Peer Review Guidelines for “Gold Bug” Essay

Intd 105 20
Fall 2019
Prof. Doug Baldwin

Here are some suggestions to help you review each others’ draft essays on race and “The Gold Bug.” In addition to the ideas below, you can (and should) also use those in the “General Peer Review Guidelines” that we used with the warm-up essays.

Thesis and Argument

Since my expectations for this essay focus on the thesis statement and the argument that supports it, those are good things to concentrate on in your reviews. The exercise from “General Peer Review Guidelines” of paraphrasing the thesis statement from the essay you’re reviewing and then making sure through discussion that your paraphrase and the author’s intention are the same is still a good one.

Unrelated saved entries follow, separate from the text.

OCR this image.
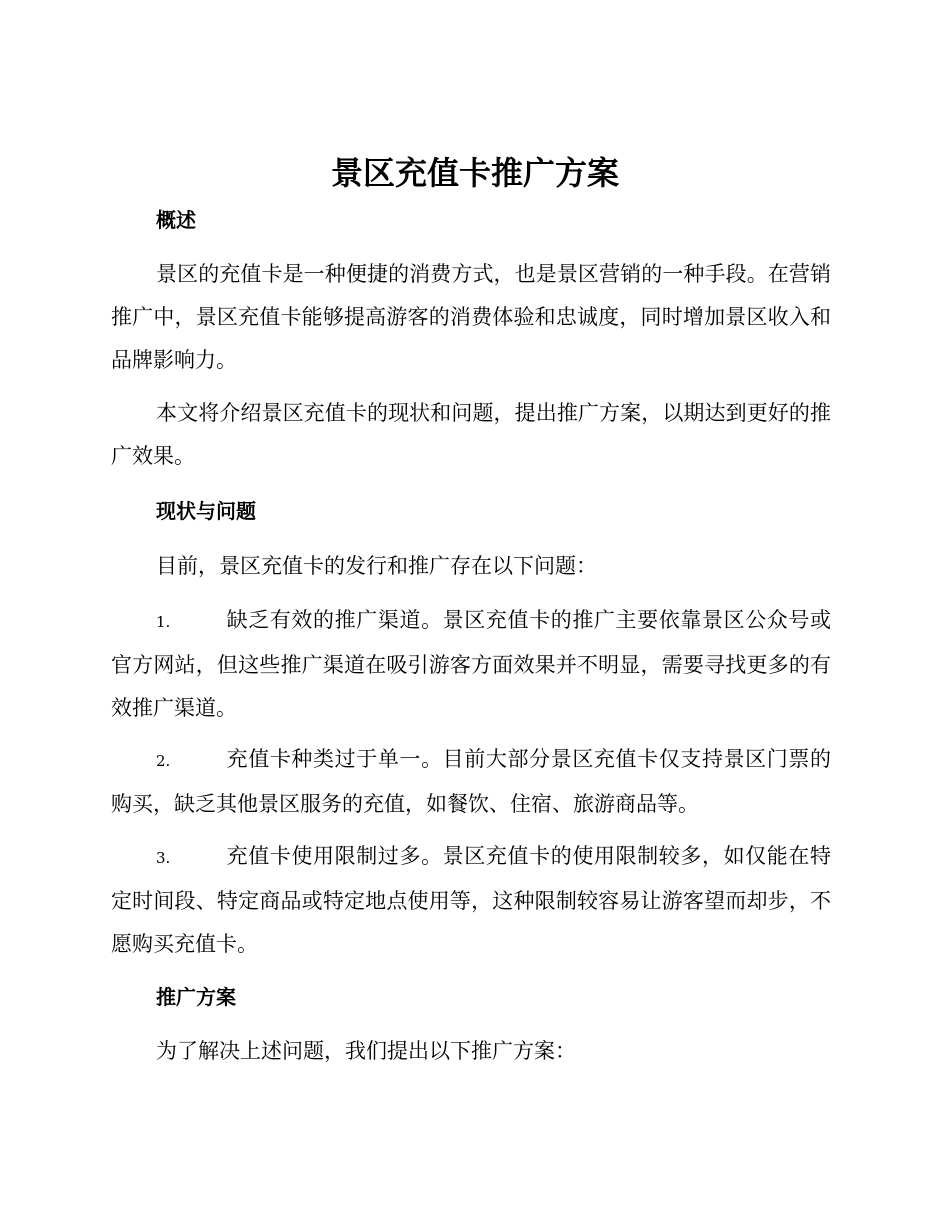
景区充值卡推广方案
概述

景区的充值卡是一种便捷的消费方式，也是景区营销的一种手段。在营销推广中，景区充值卡能够提高游客的消费体验和忠诚度，同时增加景区收入和品牌影响力。

本文将介绍景区充值卡的现状和问题，提出推广方案，以期达到更好的推广效果。

现状与问题

目前，景区充值卡的发行和推广存在以下问题：

1.	缺乏有效的推广渠道。景区充值卡的推广主要依靠景区公众号或官方网站，但这些推广渠道在吸引游客方面效果并不明显，需要寻找更多的有效推广渠道。

2.	充值卡种类过于单一。目前大部分景区充值卡仅支持景区门票的购买，缺乏其他景区服务的充值，如餐饮、住宿、旅游商品等。

3.	充值卡使用限制过多。景区充值卡的使用限制较多，如仅能在特定时间段、特定商品或特定地点使用等，这种限制较容易让游客望而却步，不愿购买充值卡。

推广方案

为了解决上述问题，我们提出以下推广方案：
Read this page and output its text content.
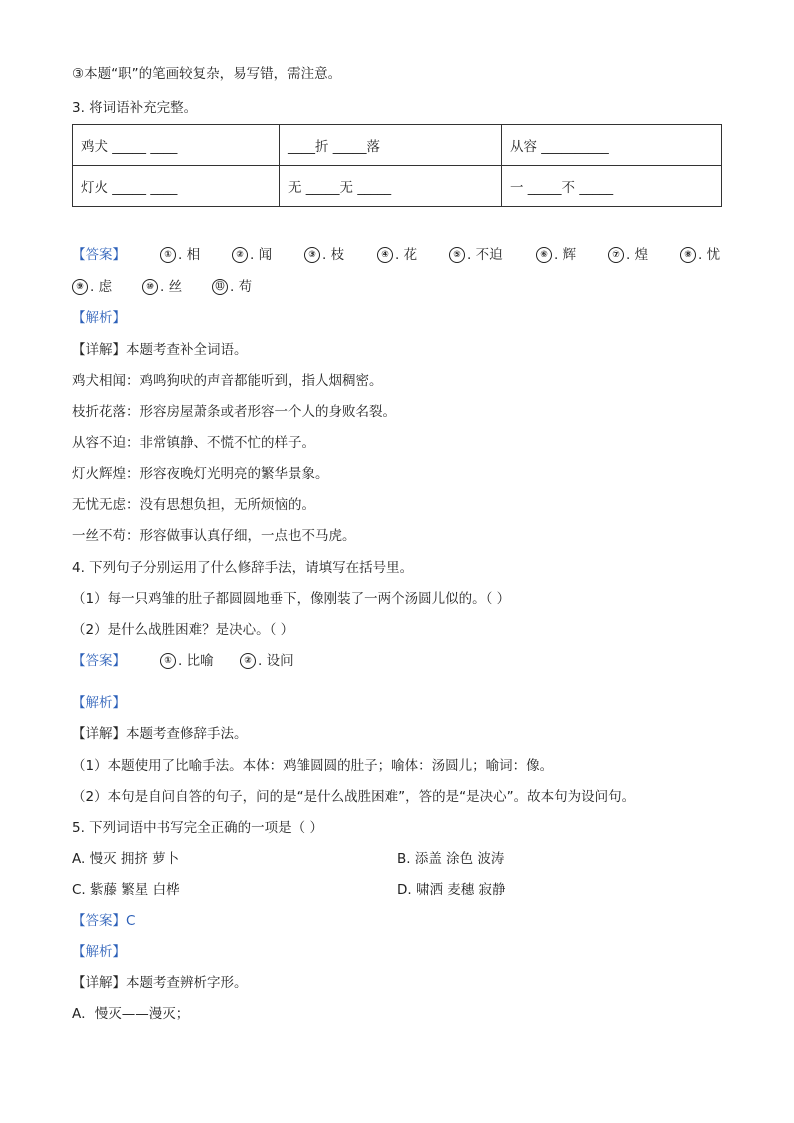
③本题“职”的笔画较复杂，易写错，需注意。
3. 将词语补充完整。
鸡犬 _____ ____	____折 _____落	从容 __________
灯火 _____ ____	无 _____无 _____	一 _____不 _____
【答案】	① . 相	② . 闻	③ . 枝	④ . 花	⑤ . 不迫	⑥ . 辉	⑦ . 煌	⑧ . 忧
⑨ . 虑	⑩ . 丝	⑪ . 苟
【解析】
【详解】本题考查补全词语。
鸡犬相闻：鸡鸣狗吠的声音都能听到，指人烟稠密。
枝折花落：形容房屋萧条或者形容一个人的身败名裂。
从容不迫：非常镇静、不慌不忙的样子。
灯火辉煌：形容夜晚灯光明亮的繁华景象。
无忧无虑：没有思想负担，无所烦恼的。
一丝不苟：形容做事认真仔细，一点也不马虎。
4. 下列句子分别运用了什么修辞手法，请填写在括号里。
（1）每一只鸡雏的肚子都圆圆地垂下，像刚装了一两个汤圆儿似的。（ ）
（2）是什么战胜困难？是决心。（ ）
【答案】	① . 比喻	② . 设问
【解析】
【详解】本题考查修辞手法。
（1）本题使用了比喻手法。本体：鸡雏圆圆的肚子；喻体：汤圆儿；喻词：像。
（2）本句是自问自答的句子，问的是“是什么战胜困难”，答的是“是决心”。故本句为设问句。
5. 下列词语中书写完全正确的一项是（ ）
A. 慢灭 拥挤 萝卜	B. 添盖 涂色 波涛
C. 紫藤 繁星 白桦	D. 啸洒 麦穗 寂静
【答案】C
【解析】
【详解】本题考查辨析字形。
A．慢灭——漫灭；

In addition, once you identify a thesis in an essay you’re reading, stop and think for a minute about what arguments you would make for that thesis, or what concerns you would want addressed in order to accept it. Jot those ideas down. Then, as you read the rest of the essay, look to see if the author makes those arguments or addresses those concerns. Let them know if they did, and suggest ways they could if not (or could do it more convincingly). Be sure to include all the claims that the thesis makes in this analysis.

Introductions

As we discussed in class, a thesis statement needs to be given some context. It would therefore be helpful in these reviews to look at how the essay you read does this. Does it establish that the thesis addresses something that people care about and that readers should find interesting? Does it give enough background information that you, and other students in this course, can place the thesis within an ongoing “conversation” and your own understanding of that conversation? Does it give you any sort of preview of the arguments the author will make?

Conclusions

I also mentioned in class that a thesis is likely to have further implications or to raise “what next?” questions, and that these can be good things to make explicit in the conclusion to an essay. As you review your partner’s essay, stop to think of implications you see in it or further questions it raises for you. Talk with your partner about how they did (or didn’t) address these implications, what else they might say, other implications they might have included, what those implications and the way they are presented add to the essay, whether and how they could be used to leave readers with more powerful inspirations after finishing the essay, etc.

As you read, make notes, either mental or in the essay, on these questions and anything else that occurs to you, and be sure to discuss them with the author. Reviewers should suggest ways to better do any of the things implied by the questions, and authors should take the discussion as an opportunity to reflect (both out loud during discussion and to themselves afterwards) on why they approached this essay the way they did.